Dali a meia hora, descem na área destinada às famílias recém-assentadas. O sol já vai alto, e Justiniano sente o suor escorrer por debaixo das mangas longas da camisa. Uma ferroada trespassa-lhe o peito de princípio e, se não rebusca um pouco da valentia de outras épocas, seria mesmo o caso de chorar diante de Juliana e dos outros. Há para ele algo com o que não se conforma: a morte do filho mais velho. Depois que perderam as terras, Jacinto era quem tinha o combustível para animá-los a buscar novos caminhos. Ainda jovem e robusto, nada era capaz de desanimá-lo, nem mesmo a falta de perspectivas no campo. Um dia, haveremos de ter um pedaço de chão outra vez, dizia ao pai. E foi nessa luta que Jacinto tombou.
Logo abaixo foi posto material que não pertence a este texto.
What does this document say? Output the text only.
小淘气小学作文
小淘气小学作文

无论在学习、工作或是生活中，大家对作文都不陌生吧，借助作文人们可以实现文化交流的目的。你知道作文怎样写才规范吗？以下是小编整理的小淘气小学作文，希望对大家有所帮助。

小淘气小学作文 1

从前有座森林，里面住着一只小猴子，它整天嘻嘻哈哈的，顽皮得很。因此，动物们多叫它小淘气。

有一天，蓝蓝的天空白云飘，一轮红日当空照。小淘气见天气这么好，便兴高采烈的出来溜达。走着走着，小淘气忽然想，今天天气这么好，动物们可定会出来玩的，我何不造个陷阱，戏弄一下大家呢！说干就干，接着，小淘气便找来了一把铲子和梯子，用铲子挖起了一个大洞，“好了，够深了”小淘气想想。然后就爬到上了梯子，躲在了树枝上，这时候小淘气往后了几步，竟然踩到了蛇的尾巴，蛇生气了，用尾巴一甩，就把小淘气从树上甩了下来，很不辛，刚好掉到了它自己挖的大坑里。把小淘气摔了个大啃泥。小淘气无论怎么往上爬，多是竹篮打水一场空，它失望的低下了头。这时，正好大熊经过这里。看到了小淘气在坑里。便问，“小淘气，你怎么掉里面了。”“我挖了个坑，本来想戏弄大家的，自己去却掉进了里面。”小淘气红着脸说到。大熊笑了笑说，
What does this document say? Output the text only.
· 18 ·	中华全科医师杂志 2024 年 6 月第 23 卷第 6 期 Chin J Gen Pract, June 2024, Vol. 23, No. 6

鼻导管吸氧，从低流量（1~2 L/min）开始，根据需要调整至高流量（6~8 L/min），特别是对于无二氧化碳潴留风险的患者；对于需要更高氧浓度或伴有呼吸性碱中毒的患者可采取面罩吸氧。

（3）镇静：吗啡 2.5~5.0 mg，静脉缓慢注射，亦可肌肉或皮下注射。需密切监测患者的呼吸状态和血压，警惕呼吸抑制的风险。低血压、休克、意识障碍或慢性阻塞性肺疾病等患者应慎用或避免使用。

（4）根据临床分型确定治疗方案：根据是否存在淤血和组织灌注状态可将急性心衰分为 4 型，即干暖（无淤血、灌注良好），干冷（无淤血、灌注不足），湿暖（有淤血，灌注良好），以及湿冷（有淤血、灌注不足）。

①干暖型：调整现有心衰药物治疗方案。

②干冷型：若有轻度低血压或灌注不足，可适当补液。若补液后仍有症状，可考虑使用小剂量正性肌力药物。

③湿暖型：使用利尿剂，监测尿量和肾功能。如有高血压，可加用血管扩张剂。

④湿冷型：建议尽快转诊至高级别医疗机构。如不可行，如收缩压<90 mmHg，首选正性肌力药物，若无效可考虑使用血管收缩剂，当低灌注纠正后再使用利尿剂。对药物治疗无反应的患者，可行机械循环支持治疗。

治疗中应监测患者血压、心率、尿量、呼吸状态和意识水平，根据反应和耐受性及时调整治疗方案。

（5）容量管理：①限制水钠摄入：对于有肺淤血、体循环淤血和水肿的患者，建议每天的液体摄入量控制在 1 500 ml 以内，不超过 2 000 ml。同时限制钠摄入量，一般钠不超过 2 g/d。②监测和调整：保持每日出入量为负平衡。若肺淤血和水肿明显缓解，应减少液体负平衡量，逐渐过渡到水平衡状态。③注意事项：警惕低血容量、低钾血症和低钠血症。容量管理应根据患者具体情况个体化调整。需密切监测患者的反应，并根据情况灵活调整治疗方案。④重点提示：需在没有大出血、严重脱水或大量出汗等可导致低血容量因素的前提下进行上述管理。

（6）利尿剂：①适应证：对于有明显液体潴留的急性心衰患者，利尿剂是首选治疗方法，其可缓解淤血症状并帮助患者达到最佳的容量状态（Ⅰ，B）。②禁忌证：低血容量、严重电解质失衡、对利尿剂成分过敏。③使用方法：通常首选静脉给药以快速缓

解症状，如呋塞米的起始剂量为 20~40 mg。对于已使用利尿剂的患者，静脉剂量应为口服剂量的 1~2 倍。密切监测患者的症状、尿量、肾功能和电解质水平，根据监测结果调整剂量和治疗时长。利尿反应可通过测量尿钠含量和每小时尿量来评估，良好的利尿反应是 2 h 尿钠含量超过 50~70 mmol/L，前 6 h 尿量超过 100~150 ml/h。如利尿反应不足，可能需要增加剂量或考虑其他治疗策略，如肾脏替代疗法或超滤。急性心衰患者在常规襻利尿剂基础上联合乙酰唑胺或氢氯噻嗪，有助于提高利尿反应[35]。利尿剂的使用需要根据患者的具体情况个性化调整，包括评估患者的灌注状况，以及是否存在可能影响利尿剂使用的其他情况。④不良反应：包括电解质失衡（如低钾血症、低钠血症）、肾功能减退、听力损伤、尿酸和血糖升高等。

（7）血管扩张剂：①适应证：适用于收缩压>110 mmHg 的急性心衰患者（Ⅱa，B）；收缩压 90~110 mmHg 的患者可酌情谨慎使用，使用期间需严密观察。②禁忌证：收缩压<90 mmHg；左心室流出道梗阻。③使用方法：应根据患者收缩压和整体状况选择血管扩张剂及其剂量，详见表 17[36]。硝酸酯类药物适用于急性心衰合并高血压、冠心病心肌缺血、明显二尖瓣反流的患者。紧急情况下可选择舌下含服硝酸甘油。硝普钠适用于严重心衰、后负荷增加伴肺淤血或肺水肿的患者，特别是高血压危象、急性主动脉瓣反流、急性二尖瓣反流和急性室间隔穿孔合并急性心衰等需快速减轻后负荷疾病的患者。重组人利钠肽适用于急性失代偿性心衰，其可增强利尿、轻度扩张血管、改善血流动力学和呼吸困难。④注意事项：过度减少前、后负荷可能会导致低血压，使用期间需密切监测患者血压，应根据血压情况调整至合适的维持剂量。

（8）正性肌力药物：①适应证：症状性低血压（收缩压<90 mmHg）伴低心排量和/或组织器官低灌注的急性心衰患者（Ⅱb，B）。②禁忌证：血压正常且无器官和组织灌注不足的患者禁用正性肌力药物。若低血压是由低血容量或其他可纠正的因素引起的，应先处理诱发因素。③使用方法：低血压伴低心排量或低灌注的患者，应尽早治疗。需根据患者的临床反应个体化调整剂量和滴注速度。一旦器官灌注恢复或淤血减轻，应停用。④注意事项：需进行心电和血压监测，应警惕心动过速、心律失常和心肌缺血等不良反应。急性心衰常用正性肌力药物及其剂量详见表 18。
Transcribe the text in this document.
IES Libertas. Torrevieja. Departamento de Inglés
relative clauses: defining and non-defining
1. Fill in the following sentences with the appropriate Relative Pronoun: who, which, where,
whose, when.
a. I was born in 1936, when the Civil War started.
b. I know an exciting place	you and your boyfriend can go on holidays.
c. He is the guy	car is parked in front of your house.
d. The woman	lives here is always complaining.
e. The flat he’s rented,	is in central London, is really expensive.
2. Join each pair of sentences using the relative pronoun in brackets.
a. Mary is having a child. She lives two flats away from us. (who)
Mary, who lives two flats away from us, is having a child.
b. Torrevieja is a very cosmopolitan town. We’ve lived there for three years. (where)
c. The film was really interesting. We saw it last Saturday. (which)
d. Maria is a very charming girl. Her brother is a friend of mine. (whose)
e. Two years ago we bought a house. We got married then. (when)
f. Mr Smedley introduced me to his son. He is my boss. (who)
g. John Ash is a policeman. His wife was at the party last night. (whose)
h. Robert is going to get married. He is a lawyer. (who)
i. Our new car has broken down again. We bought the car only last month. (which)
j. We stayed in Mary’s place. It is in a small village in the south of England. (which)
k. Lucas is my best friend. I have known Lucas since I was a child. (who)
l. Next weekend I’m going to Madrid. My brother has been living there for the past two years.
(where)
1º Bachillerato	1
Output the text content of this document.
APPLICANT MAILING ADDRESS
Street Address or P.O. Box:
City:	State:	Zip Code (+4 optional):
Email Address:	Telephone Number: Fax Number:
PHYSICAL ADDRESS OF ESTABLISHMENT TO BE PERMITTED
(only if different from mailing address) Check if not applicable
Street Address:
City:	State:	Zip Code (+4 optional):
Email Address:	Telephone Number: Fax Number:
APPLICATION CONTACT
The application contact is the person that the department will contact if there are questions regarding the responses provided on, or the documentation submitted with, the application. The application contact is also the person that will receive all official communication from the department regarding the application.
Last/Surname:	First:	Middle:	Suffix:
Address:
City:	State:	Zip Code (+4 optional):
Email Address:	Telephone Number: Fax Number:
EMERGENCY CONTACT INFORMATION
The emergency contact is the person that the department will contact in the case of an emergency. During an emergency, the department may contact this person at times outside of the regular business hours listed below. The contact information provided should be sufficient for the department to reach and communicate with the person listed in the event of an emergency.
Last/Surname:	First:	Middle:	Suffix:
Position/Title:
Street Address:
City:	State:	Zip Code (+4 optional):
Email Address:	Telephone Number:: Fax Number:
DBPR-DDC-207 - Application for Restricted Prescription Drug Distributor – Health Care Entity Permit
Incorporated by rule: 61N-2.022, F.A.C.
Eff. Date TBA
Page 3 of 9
Afoito, sedento pela terra, viu-se baleado no meio de um conflito.

Ali, enquanto o pessoal do governo organiza a chegada dos sem-terra, Justiniano pensa com angústia em sua família de camponeses, nas terras que lavrara em todos os seus anos, nas colheitas, na comida farta à mesa, nos filhos criados com a força de seu trabalho, na companhia de Judite. Pensa com raiva nos últimos tempos, em que perdeu a mulher e os três filhos, dois para a morte e um para a vida. E, pensando assim, deseja abater-se naquele mesmo instante e jazer em cima daquela terra quente que ele não conhece. Mas, nisso, enquanto ensaia enfiar-se na barriga o punhal que sempre carrega preso a uma das botas, enquanto maldiz mentalmente sua vida estragada, sente a mão quente de Juliana apoiar-se em seu braço trêmulo pelas incertezas daquela hora. Vê Juliana atinar longe para aqueles campos prontos para serem lavrados e semeados, vê a filha suspirar aliviada ao certificar-se da existência de uma pequena casa de alvenaria, vê naquele rosto de mulher a vontade de viver e de lutar. Vê, num repente, surgirem diante de seus olhos as nítidas imagens daqueles que um dia se foram. Lá estão Judite e os filhos outra vez. Sim, eles estão lá, como se o esperassem para um novo começo. Até sorriem para ele. Assim é que Justiniano, sem os vinte contos ou nenhum outro conto, esquece o punhal, desafia as dores nas costas e, voltando-se para a casa que será sua, cinge à fronte o velho chapéu, e a passos largos e firmes lança-se à frente. Juliana, logo atrás, precisa correr, entre sorridente e admirada:

- O senhor não me espera?

Mas Justiniano, com o ímpeto de um feliz, mal pode ouvi-la.